CARTE SCOLAIRE :  Parodie de dialogue sur fond de « disparition » de postes !

CARTE SCOLAIRE : Parodie de dialogue sur fond de « disparition » de postes !

Le Comité Départemental de l’Éducation Nationale réuni lundi 13 avril devait traiter la carte scolaire et déterminer les derniers arbitrages de la DASEN quant aux ouvertures et aux fermetures de classes. Mais contrairement à l'habitude, la Directrice académique s'est refusée à annoncer les ouvertures et les fermetures. La CGT Educ'action dénonce le durcissement de ton et de la méthode par le Secrétaire Général de la Préfecture et de la DASEN. Sans doute est-ce la conséquence du manque de clarté sur le nombre réel de postes dans le département ?

En effet, la CGT Educ'Action 76 a exigé des éclaircissements sur les postes disponibles dans le département.
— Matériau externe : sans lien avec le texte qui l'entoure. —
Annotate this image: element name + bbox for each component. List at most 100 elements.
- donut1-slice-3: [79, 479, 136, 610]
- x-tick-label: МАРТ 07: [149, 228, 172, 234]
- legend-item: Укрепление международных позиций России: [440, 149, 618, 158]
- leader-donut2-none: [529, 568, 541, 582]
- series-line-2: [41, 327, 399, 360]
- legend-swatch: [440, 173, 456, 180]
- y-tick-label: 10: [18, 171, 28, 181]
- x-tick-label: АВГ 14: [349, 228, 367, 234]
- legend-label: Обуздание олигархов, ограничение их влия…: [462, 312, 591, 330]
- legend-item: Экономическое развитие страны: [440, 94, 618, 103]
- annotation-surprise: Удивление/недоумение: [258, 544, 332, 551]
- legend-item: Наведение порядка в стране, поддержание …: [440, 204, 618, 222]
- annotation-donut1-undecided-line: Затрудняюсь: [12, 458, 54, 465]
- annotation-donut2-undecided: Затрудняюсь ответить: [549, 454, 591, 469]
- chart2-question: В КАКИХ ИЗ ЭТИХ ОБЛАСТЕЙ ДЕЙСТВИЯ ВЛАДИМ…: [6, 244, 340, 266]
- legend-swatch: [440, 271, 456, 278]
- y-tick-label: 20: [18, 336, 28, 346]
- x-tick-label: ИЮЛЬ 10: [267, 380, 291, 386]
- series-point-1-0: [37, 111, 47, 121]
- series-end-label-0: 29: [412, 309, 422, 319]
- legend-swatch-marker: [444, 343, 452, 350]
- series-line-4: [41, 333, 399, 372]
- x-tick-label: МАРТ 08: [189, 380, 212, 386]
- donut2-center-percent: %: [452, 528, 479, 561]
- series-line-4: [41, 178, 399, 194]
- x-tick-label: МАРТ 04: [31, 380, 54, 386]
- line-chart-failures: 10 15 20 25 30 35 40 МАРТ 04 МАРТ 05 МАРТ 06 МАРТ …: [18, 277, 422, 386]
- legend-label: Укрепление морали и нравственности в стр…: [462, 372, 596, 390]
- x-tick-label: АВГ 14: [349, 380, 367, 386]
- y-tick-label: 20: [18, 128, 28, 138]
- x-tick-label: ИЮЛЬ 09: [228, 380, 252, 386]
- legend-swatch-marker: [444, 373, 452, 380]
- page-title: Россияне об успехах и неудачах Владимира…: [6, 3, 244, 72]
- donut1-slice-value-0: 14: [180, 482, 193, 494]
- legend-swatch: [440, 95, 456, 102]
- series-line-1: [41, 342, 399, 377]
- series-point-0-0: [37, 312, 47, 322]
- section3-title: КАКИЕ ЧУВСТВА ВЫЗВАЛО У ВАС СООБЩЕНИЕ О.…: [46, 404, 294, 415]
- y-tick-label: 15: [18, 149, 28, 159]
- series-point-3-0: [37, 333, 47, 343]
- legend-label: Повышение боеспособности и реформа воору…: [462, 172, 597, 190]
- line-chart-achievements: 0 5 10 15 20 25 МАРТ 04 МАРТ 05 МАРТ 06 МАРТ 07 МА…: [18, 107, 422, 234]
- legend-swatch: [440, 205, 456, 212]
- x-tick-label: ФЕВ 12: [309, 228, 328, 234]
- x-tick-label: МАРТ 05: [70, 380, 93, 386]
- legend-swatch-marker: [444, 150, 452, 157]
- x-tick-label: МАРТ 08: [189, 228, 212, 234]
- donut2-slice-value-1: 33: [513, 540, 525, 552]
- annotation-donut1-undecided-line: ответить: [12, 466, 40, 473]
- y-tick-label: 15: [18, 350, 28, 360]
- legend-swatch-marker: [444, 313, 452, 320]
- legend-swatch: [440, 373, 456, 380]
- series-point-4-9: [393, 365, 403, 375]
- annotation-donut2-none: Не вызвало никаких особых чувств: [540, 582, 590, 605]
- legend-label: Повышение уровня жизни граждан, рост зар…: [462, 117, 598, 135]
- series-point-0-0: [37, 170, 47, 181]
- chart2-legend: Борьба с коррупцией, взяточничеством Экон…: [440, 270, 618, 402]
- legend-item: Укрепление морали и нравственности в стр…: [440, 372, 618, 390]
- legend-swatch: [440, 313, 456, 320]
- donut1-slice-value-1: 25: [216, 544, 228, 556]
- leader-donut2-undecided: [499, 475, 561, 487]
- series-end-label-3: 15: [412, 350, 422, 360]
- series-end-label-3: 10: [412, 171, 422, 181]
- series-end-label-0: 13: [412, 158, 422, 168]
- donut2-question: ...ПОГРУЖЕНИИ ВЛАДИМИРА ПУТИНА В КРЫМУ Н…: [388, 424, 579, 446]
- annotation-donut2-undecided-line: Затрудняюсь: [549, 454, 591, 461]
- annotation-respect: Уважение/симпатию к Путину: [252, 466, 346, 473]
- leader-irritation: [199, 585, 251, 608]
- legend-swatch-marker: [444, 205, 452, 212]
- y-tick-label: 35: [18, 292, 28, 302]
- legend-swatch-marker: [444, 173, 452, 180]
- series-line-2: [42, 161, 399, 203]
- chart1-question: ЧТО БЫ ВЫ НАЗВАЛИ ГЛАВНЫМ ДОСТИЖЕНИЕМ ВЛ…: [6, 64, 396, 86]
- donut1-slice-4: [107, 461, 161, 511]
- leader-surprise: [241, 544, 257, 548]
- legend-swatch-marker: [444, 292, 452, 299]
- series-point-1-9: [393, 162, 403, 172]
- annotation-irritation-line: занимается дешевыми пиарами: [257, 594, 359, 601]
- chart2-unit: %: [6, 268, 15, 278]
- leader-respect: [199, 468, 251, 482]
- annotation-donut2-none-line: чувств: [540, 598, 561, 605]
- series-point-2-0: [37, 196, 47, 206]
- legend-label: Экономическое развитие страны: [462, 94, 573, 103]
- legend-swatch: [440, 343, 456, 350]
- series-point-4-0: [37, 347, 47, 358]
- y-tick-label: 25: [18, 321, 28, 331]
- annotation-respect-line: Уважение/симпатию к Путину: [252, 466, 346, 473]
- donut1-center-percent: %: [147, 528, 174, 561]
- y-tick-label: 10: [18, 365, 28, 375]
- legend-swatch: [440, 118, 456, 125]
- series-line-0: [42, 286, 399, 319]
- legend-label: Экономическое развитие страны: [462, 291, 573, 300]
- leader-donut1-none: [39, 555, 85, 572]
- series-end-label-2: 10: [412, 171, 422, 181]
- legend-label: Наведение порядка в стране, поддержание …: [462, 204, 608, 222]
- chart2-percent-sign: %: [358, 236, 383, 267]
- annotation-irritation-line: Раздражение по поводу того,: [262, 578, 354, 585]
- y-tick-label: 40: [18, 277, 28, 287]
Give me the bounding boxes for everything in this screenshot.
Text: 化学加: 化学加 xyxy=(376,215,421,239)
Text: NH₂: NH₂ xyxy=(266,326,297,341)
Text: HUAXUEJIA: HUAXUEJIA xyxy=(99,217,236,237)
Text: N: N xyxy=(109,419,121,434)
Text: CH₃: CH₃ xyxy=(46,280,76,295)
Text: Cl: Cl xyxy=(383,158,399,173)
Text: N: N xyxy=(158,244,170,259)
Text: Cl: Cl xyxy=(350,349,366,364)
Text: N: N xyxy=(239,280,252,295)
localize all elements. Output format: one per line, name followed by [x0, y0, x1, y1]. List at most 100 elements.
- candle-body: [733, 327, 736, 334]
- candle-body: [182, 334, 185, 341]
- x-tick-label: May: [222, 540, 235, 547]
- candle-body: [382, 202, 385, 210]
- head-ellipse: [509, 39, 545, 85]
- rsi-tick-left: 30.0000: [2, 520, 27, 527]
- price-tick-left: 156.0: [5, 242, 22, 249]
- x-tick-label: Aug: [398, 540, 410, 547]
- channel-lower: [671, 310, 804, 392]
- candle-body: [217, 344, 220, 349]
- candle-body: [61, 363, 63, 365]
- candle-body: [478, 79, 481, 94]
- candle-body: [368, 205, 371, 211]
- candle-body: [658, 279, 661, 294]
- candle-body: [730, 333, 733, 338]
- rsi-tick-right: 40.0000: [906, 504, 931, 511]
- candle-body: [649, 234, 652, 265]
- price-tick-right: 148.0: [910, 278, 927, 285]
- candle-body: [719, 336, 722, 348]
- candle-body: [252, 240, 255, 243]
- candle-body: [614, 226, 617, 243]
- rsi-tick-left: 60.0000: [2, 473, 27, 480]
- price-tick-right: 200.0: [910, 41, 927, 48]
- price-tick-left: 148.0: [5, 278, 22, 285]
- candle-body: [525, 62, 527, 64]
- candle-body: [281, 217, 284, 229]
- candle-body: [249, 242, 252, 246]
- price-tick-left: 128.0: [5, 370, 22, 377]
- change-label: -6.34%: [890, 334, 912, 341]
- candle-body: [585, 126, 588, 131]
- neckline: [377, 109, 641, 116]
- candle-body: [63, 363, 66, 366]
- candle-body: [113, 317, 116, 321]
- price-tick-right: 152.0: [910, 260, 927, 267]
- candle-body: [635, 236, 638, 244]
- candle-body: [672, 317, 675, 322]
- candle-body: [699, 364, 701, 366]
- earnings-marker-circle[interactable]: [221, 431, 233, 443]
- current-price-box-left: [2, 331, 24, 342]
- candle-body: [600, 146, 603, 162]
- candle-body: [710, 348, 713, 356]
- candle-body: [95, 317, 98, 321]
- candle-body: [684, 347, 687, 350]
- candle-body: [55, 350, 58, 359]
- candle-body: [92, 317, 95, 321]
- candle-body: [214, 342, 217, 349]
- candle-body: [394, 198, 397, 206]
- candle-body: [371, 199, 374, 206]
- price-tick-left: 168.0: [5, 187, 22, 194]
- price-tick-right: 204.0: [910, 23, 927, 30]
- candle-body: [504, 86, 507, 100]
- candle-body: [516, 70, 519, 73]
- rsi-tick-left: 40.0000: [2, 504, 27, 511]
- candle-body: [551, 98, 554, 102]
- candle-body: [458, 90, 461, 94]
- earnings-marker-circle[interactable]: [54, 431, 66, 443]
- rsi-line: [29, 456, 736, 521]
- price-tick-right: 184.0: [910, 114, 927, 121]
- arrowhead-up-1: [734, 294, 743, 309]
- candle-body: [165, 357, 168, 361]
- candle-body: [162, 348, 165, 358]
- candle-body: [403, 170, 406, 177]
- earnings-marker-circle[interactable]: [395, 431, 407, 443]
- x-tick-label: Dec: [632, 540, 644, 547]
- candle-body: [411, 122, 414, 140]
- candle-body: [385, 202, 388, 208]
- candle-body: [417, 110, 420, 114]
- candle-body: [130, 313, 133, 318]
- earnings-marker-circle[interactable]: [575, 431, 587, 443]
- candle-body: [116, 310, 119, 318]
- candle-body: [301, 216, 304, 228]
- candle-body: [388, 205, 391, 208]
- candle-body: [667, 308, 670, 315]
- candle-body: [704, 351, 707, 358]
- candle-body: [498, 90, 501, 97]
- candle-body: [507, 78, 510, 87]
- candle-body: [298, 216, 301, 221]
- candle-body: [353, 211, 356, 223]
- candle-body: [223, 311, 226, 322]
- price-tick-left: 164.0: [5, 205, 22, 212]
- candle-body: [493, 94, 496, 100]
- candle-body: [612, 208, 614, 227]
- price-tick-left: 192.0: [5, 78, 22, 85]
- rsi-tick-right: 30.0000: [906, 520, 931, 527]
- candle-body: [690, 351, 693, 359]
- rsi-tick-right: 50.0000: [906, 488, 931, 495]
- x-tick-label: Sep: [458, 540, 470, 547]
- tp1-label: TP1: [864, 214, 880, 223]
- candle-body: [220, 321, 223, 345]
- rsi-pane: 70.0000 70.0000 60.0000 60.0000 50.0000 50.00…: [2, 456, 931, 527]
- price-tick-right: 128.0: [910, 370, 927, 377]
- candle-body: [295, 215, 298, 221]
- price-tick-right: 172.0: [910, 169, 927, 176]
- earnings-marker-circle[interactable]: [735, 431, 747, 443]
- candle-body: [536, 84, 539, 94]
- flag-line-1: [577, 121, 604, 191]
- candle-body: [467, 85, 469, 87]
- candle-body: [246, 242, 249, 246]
Alors que la DASEN a rétabli les 55 postes qu'elle avait voulu déduire de la dotation, restaient les 68 postes « détournés » depuis 2013. La CGT Educ'action a exigé la restitution de ces 68 postes, ce qui permettrait de régler l'ensemble des situations. Pour la CGT Educ'action 76, la question se pose désormais sur la gestion du département depuis 3 ans. Comment peut-on faire confiance quand 68 postes ont été « détournés » ? Un « détournement » qui s'est fait sur le dos des élèves, de leurs conditions d'étude et des conditions de travail des enseignants, quand on sait que de nombreuses écoles étaient encore surchargées à la rentrée et que les écoles de l'éducation prioritaire payaient un lourd tribu sur les décisions de fermetures de classes depuis 3 ans !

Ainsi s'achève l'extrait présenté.